Du plus loin qu’elle nous émeut, cette éclaircie
Lustre un val où la (1) Thour s’attarde a mille jeux,
Et, que le ciel s’azure ou se fronce, orageux,
Elle est sérénité, sourire, poésie…
Un long hiver sportif, un été montagnard,
Proposent, tour à tour, leur génie et leur part
De splendeur nivéale ou de gloire rupestre;
La fabrique, la ferme ou la foire aux bovins
Pavoisent ce séjour sous le signe divin
De la garde du Speer (2) au bouclier alpestre.

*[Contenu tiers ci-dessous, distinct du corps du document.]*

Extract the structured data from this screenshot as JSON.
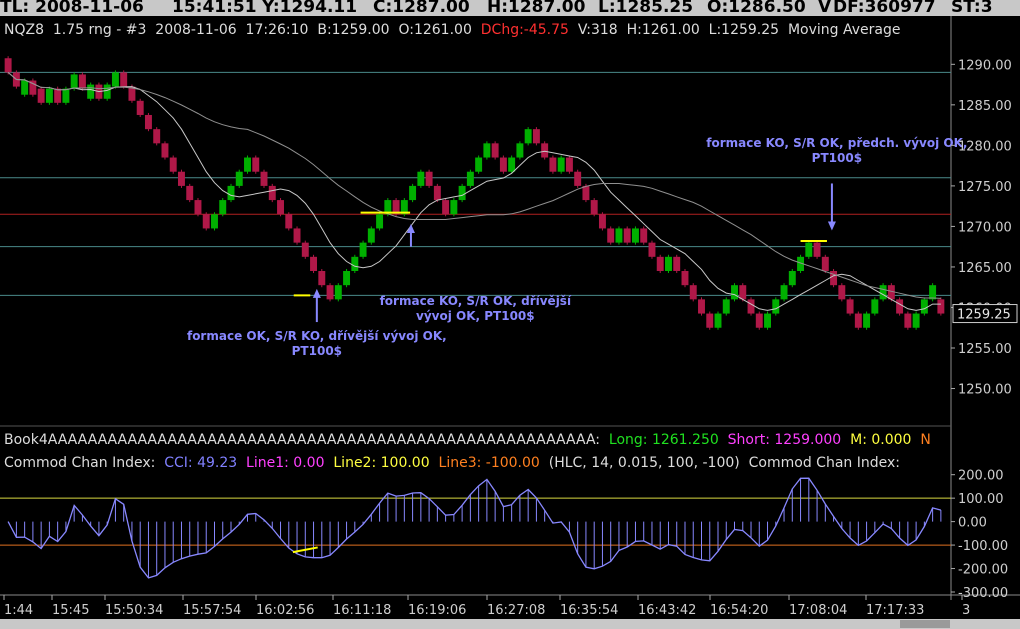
{
  "titlebar": {
    "segments": [
      {
        "text": "TL: 2008-11-06",
        "x": 0
      },
      {
        "text": "15:41:51",
        "x": 172
      },
      {
        "text": "Y:1294.11",
        "x": 262
      },
      {
        "text": "C:1287.00",
        "x": 373
      },
      {
        "text": "H:1287.00",
        "x": 487
      },
      {
        "text": "L:1285.25",
        "x": 598
      },
      {
        "text": "O:1286.50",
        "x": 707
      },
      {
        "text": "V",
        "x": 818
      },
      {
        "text": "DF:360977",
        "x": 833
      },
      {
        "text": "ST:3",
        "x": 951
      }
    ]
  },
  "price_header": {
    "items": [
      {
        "text": "NQZ8",
        "color": "#dddddd"
      },
      {
        "text": "1.75 rng - #3",
        "color": "#dddddd"
      },
      {
        "text": "2008-11-06",
        "color": "#dddddd"
      },
      {
        "text": "17:26:10",
        "color": "#dddddd"
      },
      {
        "text": "B:1259.00",
        "color": "#dddddd"
      },
      {
        "text": "O:1261.00",
        "color": "#dddddd"
      },
      {
        "text": "DChg:-45.75",
        "color": "#ff3030"
      },
      {
        "text": "V:318",
        "color": "#dddddd"
      },
      {
        "text": "H:1261.00",
        "color": "#dddddd"
      },
      {
        "text": "L:1259.25",
        "color": "#dddddd"
      },
      {
        "text": "Moving Average",
        "color": "#dddddd"
      }
    ]
  },
  "book_header": {
    "items": [
      {
        "text": "Book4AAAAAAAAAAAAAAAAAAAAAAAAAAAAAAAAAAAAAAAAAAAAAAAAAAAAAAA:",
        "color": "#dddddd"
      },
      {
        "text": "Long: 1261.250",
        "color": "#20e020"
      },
      {
        "text": "Short: 1259.000",
        "color": "#ff40ff"
      },
      {
        "text": "M: 0.000",
        "color": "#ffff40"
      },
      {
        "text": "N",
        "color": "#ff8020"
      }
    ]
  },
  "cci_header": {
    "items": [
      {
        "text": "Commod Chan Index:",
        "color": "#dddddd"
      },
      {
        "text": "CCI: 49.23",
        "color": "#8080ff"
      },
      {
        "text": "Line1: 0.00",
        "color": "#ff40ff"
      },
      {
        "text": "Line2: 100.00",
        "color": "#ffff40"
      },
      {
        "text": "Line3: -100.00",
        "color": "#ff8020"
      },
      {
        "text": "(HLC, 14, 0.015, 100, -100)",
        "color": "#dddddd"
      },
      {
        "text": "Commod Chan Index:",
        "color": "#dddddd"
      }
    ]
  },
  "current_price_label": "1259.25",
  "colors": {
    "up_bar": "#00b000",
    "down_bar": "#b01848",
    "ma_fast": "#c8c8c8",
    "ma_slow": "#909090",
    "cci_line": "#8888ff",
    "annotation_text": "#8888ff",
    "arrow": "#8888ff",
    "highlight": "#ffff00",
    "hline_teal": "#4a8a8a",
    "hline_red": "#b02020",
    "cci_upper": "#d8d840",
    "cci_lower": "#e07020"
  },
  "annotations": [
    {
      "lines": [
        "formace OK, S/R KO, dřívější vývoj OK,",
        "PT100$"
      ],
      "bar": 37.4,
      "price": 1256.0,
      "arrow_tip_price": 1262.3,
      "arrow_tail_price": 1258.2
    },
    {
      "lines": [
        "formace KO, S/R OK, dřívější",
        "vývoj OK, PT100$"
      ],
      "bar": 56.6,
      "price": 1260.3,
      "arrow_tip_price": 1270.3,
      "arrow_tail_price": 1267.5
    },
    {
      "lines": [
        "formace KO, S/R OK, předch. vývoj OK,",
        "PT100$"
      ],
      "bar": 100.4,
      "price": 1279.8,
      "arrow_tip_price": 1269.5,
      "arrow_tail_price": 1275.3
    }
  ],
  "chart_data": {
    "type": "bar",
    "price_axis": {
      "min": 1245.5,
      "max": 1293.0,
      "ticks": [
        "1290.00",
        "1285.00",
        "1280.00",
        "1275.00",
        "1270.00",
        "1265.00",
        "1260.00",
        "1255.00",
        "1250.00"
      ]
    },
    "time_axis": {
      "labels": [
        "1:44",
        "15:45",
        "15:50:34",
        "15:57:54",
        "16:02:56",
        "16:11:18",
        "16:19:06",
        "16:27:08",
        "16:35:54",
        "16:43:42",
        "16:54:20",
        "17:08:04",
        "17:17:33",
        "3"
      ]
    },
    "horizontal_levels": [
      {
        "price": 1289.0,
        "color": "#4a8a8a"
      },
      {
        "price": 1276.0,
        "color": "#4a8a8a"
      },
      {
        "price": 1271.5,
        "color": "#b02020"
      },
      {
        "price": 1267.5,
        "color": "#4a8a8a"
      },
      {
        "price": 1261.5,
        "color": "#4a8a8a"
      }
    ],
    "highlights": [
      {
        "bar_from": 34.6,
        "bar_to": 36.6,
        "price": 1261.5
      },
      {
        "bar_from": 42.7,
        "bar_to": 48.7,
        "price": 1271.7
      },
      {
        "bar_from": 96.0,
        "bar_to": 99.2,
        "price": 1268.2
      }
    ],
    "closes": [
      1289,
      1287.25,
      1288,
      1286.25,
      1285.25,
      1287,
      1285.25,
      1287,
      1288.75,
      1287,
      1287.5,
      1285.75,
      1287.5,
      1289,
      1287.25,
      1285.5,
      1283.75,
      1282,
      1280.25,
      1278.5,
      1276.75,
      1275,
      1273.25,
      1271.5,
      1269.75,
      1271.5,
      1273.25,
      1275,
      1276.75,
      1278.5,
      1276.75,
      1275,
      1273.25,
      1271.5,
      1269.75,
      1268,
      1266.25,
      1264.5,
      1262.75,
      1261,
      1262.75,
      1264.5,
      1266.25,
      1268,
      1269.75,
      1271.5,
      1273.25,
      1271.5,
      1273.25,
      1275,
      1276.75,
      1275,
      1273.25,
      1271.5,
      1273.25,
      1275,
      1276.75,
      1278.5,
      1280.25,
      1278.5,
      1276.75,
      1278.5,
      1280.25,
      1282,
      1280.25,
      1278.5,
      1276.75,
      1278.5,
      1276.75,
      1275,
      1273.25,
      1271.5,
      1269.75,
      1268,
      1269.75,
      1268,
      1269.75,
      1268,
      1266.25,
      1264.5,
      1266.25,
      1264.5,
      1262.75,
      1261,
      1259.25,
      1257.5,
      1259.25,
      1261,
      1262.75,
      1261,
      1259.25,
      1257.5,
      1259.25,
      1261,
      1262.75,
      1264.5,
      1266.25,
      1268,
      1266.25,
      1264.5,
      1262.75,
      1261,
      1259.25,
      1257.5,
      1259.25,
      1261,
      1262.75,
      1261,
      1259.25,
      1257.5,
      1259.25,
      1261,
      1262.75,
      1259.25
    ],
    "cci": {
      "ylim": [
        -300,
        220
      ],
      "ticks": [
        "200.00",
        "100.00",
        "0.00",
        "-100.00",
        "-200.00",
        "-300.00"
      ],
      "levels": {
        "upper": 100,
        "zero": 0,
        "lower": -100
      },
      "last_value": 49.23
    }
  }
}
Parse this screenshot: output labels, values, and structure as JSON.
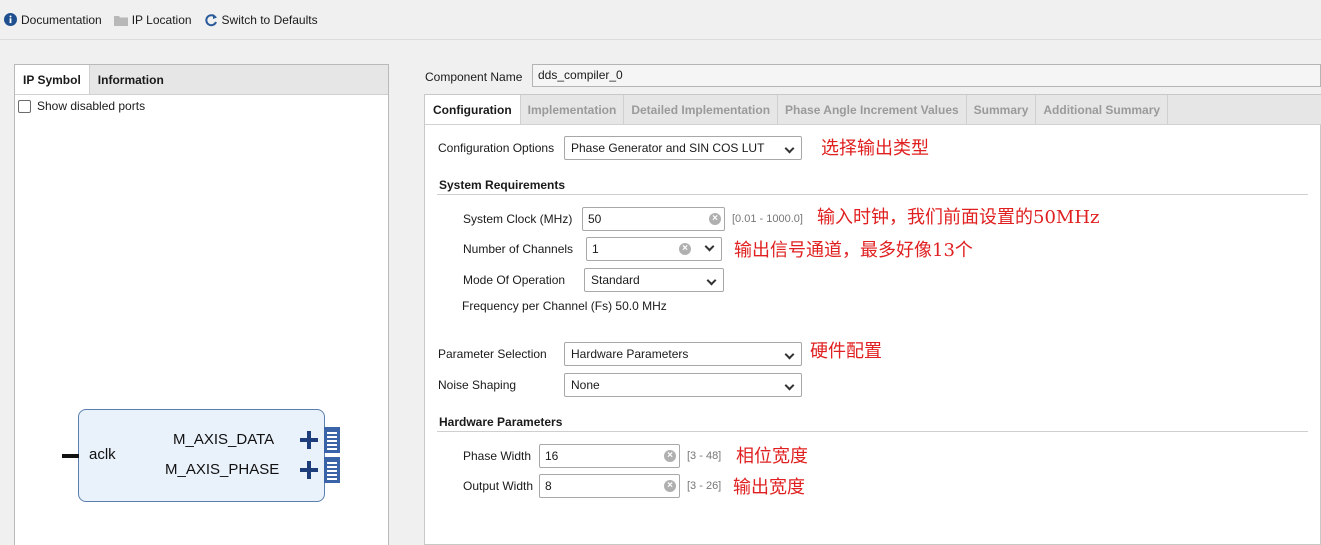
{
  "toolbar": {
    "documentation": "Documentation",
    "ip_location": "IP Location",
    "switch_defaults": "Switch to Defaults"
  },
  "left": {
    "tabs": [
      "IP Symbol",
      "Information"
    ],
    "show_disabled": "Show disabled ports",
    "symbol": {
      "input_port": "aclk",
      "output_ports": [
        "M_AXIS_DATA",
        "M_AXIS_PHASE"
      ]
    }
  },
  "component": {
    "label": "Component Name",
    "value": "dds_compiler_0"
  },
  "tabs": [
    "Configuration",
    "Implementation",
    "Detailed Implementation",
    "Phase Angle Increment Values",
    "Summary",
    "Additional Summary"
  ],
  "config": {
    "options_label": "Configuration Options",
    "options_value": "Phase Generator and SIN COS LUT",
    "sysreq_title": "System Requirements",
    "sysclk_label": "System Clock (MHz)",
    "sysclk_value": "50",
    "sysclk_range": "[0.01 - 1000.0]",
    "channels_label": "Number of Channels",
    "channels_value": "1",
    "mode_label": "Mode Of Operation",
    "mode_value": "Standard",
    "freq_text": "Frequency per Channel (Fs) 50.0 MHz",
    "param_sel_label": "Parameter Selection",
    "param_sel_value": "Hardware Parameters",
    "noise_label": "Noise Shaping",
    "noise_value": "None",
    "hw_title": "Hardware Parameters",
    "phase_width_label": "Phase Width",
    "phase_width_value": "16",
    "phase_width_range": "[3 - 48]",
    "output_width_label": "Output Width",
    "output_width_value": "8",
    "output_width_range": "[3 - 26]"
  },
  "annotations": {
    "config": "选择输出类型",
    "clock": "输入时钟，我们前面设置的50MHz",
    "channels": "输出信号通道，最多好像13个",
    "hardware": "硬件配置",
    "phase": "相位宽度",
    "output": "输出宽度"
  },
  "colors": {
    "annotation": "#e02020",
    "ip_box_fill": "#e9f1fb",
    "ip_box_border": "#5a7fae",
    "bus_blue": "#1e3d7b"
  }
}
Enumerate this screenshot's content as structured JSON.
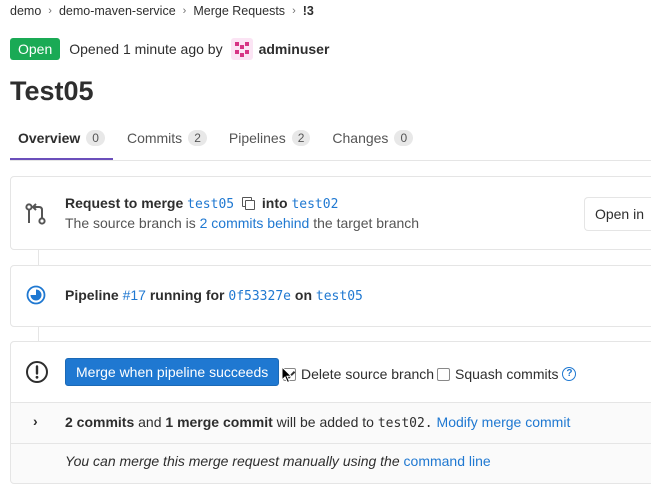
{
  "breadcrumbs": [
    "demo",
    "demo-maven-service",
    "Merge Requests",
    "!3"
  ],
  "status": {
    "badge": "Open",
    "opened_text": "Opened 1 minute ago by",
    "author": "adminuser"
  },
  "title": "Test05",
  "tabs": [
    {
      "label": "Overview",
      "count": "0"
    },
    {
      "label": "Commits",
      "count": "2"
    },
    {
      "label": "Pipelines",
      "count": "2"
    },
    {
      "label": "Changes",
      "count": "0"
    }
  ],
  "merge_request": {
    "request_to_merge": "Request to merge",
    "source_branch": "test05",
    "into": "into",
    "target_branch": "test02",
    "behind_prefix": "The source branch is",
    "behind_link": "2 commits behind",
    "behind_suffix": "the target branch",
    "open_in_button": "Open in"
  },
  "pipeline": {
    "prefix": "Pipeline",
    "id": "#17",
    "running_for": "running for",
    "commit": "0f53327e",
    "on": "on",
    "branch": "test05"
  },
  "merge_widget": {
    "merge_button": "Merge when pipeline succeeds",
    "delete_source_branch": "Delete source branch",
    "delete_source_checked": true,
    "squash_commits": "Squash commits",
    "squash_checked": false,
    "commits_count": "2 commits",
    "and": "and",
    "merge_commit": "1 merge commit",
    "will_be_added": "will be added to",
    "target": "test02.",
    "modify_link": "Modify merge commit",
    "manual_text": "You can merge this merge request manually using the",
    "command_line_link": "command line"
  },
  "colors": {
    "open_badge": "#1aaa55",
    "primary": "#1f78d1",
    "active_tab": "#6b4fbb"
  }
}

(1 – rivière qui arrose Wattwil
2 – Une montagne qui domine Wattwil.)
II
2 Novembre 1892 – 22 Décembre 1892
Un éclatant matin d’hiver, comme busqué
Sous un dolman de neige, et de glace casqué…
C’est mont premier dimanche en Suisse !
Dans la conciliante église de Wattwil
La messe est dite et je sors de l’office,
Me sens bien seul, petit Français comme en exil,
Parmi ces paysans et ces bourgeois qu’intriguent
Mon visage, mes gants, mes sourires prodigues…
Dehors, de blanc bottée, une autre foule attend ;
Car aussitôt tari, le roc romain se mue,
Après qu’on a voilé crucifix et statues,
En temple protestant.
J’atteins un froid parvis, la nouvelle affluence
Monte dans un mouvant et marmottait silence.
Le flot gagne ; il me croise un peu rugueusement ;
Mais entre les embruns qui s’éparpillent,
Comme pour mieux fleurir un cortège : Une enfant !
0 cette enfant, déjà si jeune fille !
Jamais je n’en ai vu de plus belle, elle brille
Telle une alpe au soleil levant !
Elle va, souriant du front à la cheville
Et m’accorde un regard (une grâce de Dieu !)
Je tressaille, ébloui, j’exulte,
Un souple manteau blanc l’enveloppe, la sculpte;
Est-ce la Sainte de ce culte ?
Est-ce la Reine de ce lieu ?
Aveuglé par le chatoîment quasi céleste,
Je la suis, sans me rendre compte de mon geste;
Je la suis, fasciné, comme on suit un miroir…
Et derrière elle va m’asseoir.
Je baigne en sa lumière éloquente et mystique,
Et sa prière est mon espoir,
Et son cantique est mon cantique !
Dieu, qu’ai je fait ? Où suis-je ? et quel est mon devoir ?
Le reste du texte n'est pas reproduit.